Ganz oben auf der Tagesordnung stand die sogenannte „Blogosphäre“, so die Bezeichnung für die Gesamtheit aller Weblogs. Hannes Offenbacher will mit seiner Blögger-Initiative die heimischen Mikromedien besser vernetzen und sichtbar machen, Martin Staudinger sprach gemeinsam mit dem Autor dieser Kolumne über das Thema „Monetarisierung von Weblogs“ und zahlreiche Diskussionsrunden beschäftigten sich mit der Frage nach der Positionierung von Blogs in Kanon der (Massen)Medienlandschaft. Meral Akin-Hecke präsentierte ihre neue Veranstaltungsreihe Digitalks, bei der Experten aus der Blogger-Szene im Wiener Museumsquartiert interessierten Laien den Einstieg ins digitale Publizieren erleichtern sollen.

Ebenfalls auf breiter Basis diskutiert wurde das Thema „Accessibility: wie können Webseiten gestaltet werden, um für möglichst alle Besucher zugänglich zu sein, unabhängig von allfälligen sensorischen Behinderungen? In diesem Bereich sind noch riesige Anstrengungen zu leisten, wie die Diskussion mit den Fachleuten von MAIN (Medienarbeit Integrativ) schnell klar machte. Die heute gestartete Blog-Aktion, die Ideen zum Thema „integrative Mediengestaltung“ sammelt, entstand im Rahmen dieses Themenblocks.

Natürlich dürfen auf keinem Barcamp die neuesten Web 2.0 Applikationen fehlen: YEurope Gründer Paul Böhm zeigte ein neues Aggregations-Tool namens Soup.io, das es spielerisch einfach ermöglicht, verschiedenste Inhalte völlig ohne Programmierkenntnisse zu einer eigenen Internetseite zu kombinieren, zahlreiche TeilnehmerInnen führten ihre aktuellen Beta-Applikationen auf mitgebrachten Laptops vor. Den Schwerpunkt des Wochenendes bildeten allerdings weder Start-Up Gründen noch neue Businessmodelle: Vernetzung und Netzkultur stießen auf weit mehr Aufmerksamkeit als alle Investor-Talks: Vom Vortrag über das Web 2.0 in China bis zur gemeinsamen Planung einer Blog-Demo zu „Free Burma“ reichte das Spektrum der politischen Inhalte.

Die Barcamp-Szene wächst

Am vergangenen Wochenende steckten fast 300 Web-Bastler ihre Köpfe in München zusammen, für die im November geplante Veranstaltung in Berlin sind bereits jetzt fast fünfhundert TeilnehmerInnen angemeldet.
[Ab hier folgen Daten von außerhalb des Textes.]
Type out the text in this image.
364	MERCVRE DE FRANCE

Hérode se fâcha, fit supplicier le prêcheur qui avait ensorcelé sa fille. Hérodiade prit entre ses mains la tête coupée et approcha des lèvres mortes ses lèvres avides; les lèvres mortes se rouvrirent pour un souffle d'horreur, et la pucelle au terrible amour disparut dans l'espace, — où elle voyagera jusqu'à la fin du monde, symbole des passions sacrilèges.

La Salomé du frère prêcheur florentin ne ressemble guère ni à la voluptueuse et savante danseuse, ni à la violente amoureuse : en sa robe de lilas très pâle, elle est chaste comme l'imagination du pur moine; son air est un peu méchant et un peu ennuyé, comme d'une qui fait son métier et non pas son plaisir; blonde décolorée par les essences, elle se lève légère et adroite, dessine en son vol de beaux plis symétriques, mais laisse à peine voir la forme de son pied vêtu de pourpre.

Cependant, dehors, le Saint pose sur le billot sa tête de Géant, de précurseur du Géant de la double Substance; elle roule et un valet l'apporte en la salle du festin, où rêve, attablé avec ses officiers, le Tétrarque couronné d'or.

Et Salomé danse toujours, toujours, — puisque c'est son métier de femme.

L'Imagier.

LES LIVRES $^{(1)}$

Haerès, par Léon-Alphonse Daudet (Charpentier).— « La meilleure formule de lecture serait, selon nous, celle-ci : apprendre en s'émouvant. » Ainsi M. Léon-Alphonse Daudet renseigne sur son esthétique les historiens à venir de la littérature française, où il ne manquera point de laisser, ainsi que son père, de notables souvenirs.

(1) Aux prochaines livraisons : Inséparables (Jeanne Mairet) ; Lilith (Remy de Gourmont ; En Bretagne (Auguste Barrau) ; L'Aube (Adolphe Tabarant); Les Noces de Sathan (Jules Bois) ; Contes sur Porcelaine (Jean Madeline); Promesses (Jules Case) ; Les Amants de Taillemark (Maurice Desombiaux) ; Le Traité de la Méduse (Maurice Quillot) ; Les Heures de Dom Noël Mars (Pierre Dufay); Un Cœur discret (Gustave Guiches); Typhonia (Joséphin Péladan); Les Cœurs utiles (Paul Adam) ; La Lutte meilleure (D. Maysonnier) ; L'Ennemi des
Dass mit dem Wachsen der Szene die Unkonferenzen ihren informellen Charakter beibehalten, scheint derzeit aber sehr unwahrscheinlich: in Deutschland werden paradoxerweise bereits erste Stimmen aus der Community selbst immer lauter, die vehement Eintrittspreise fordern: denn nur so könne man dem Problem begegnen, dass sich präventiv mal zahlreiche Interessenten anmelden, die dann aber gar nicht kommen und anderen die potentiell limitierten Plätze wegnehmen.

Wer bottom-up organisiert, sollte sich indessen darüber klar sein, dass fehlende organisatorische Strenge nun mal eine gewisse Unschärfe mit sich bringt. Jede Fluglinie kennt ihre statistischen Passagier-Ausfallsdaten und überbucht Flüge entsprechend – vielleicht eine Option für zukünftige Barcamps. Denn wo man Eintritt zahlt, da führt der nächste logische Schritt zum Honorar für Vortragende, und von diesem Zeitpunkt an wäre es nicht mehr weit her mit der „Unkonferenz“. Sicher ist allerdings eines: beim nächsten österreichischen Barcamp „Senza Confini“ (Klagenfurt, 2./3. Februar 2008) stehen derartige Professionalisierungsüberlegungen zum Glück noch nicht auf der virtuellen Agenda.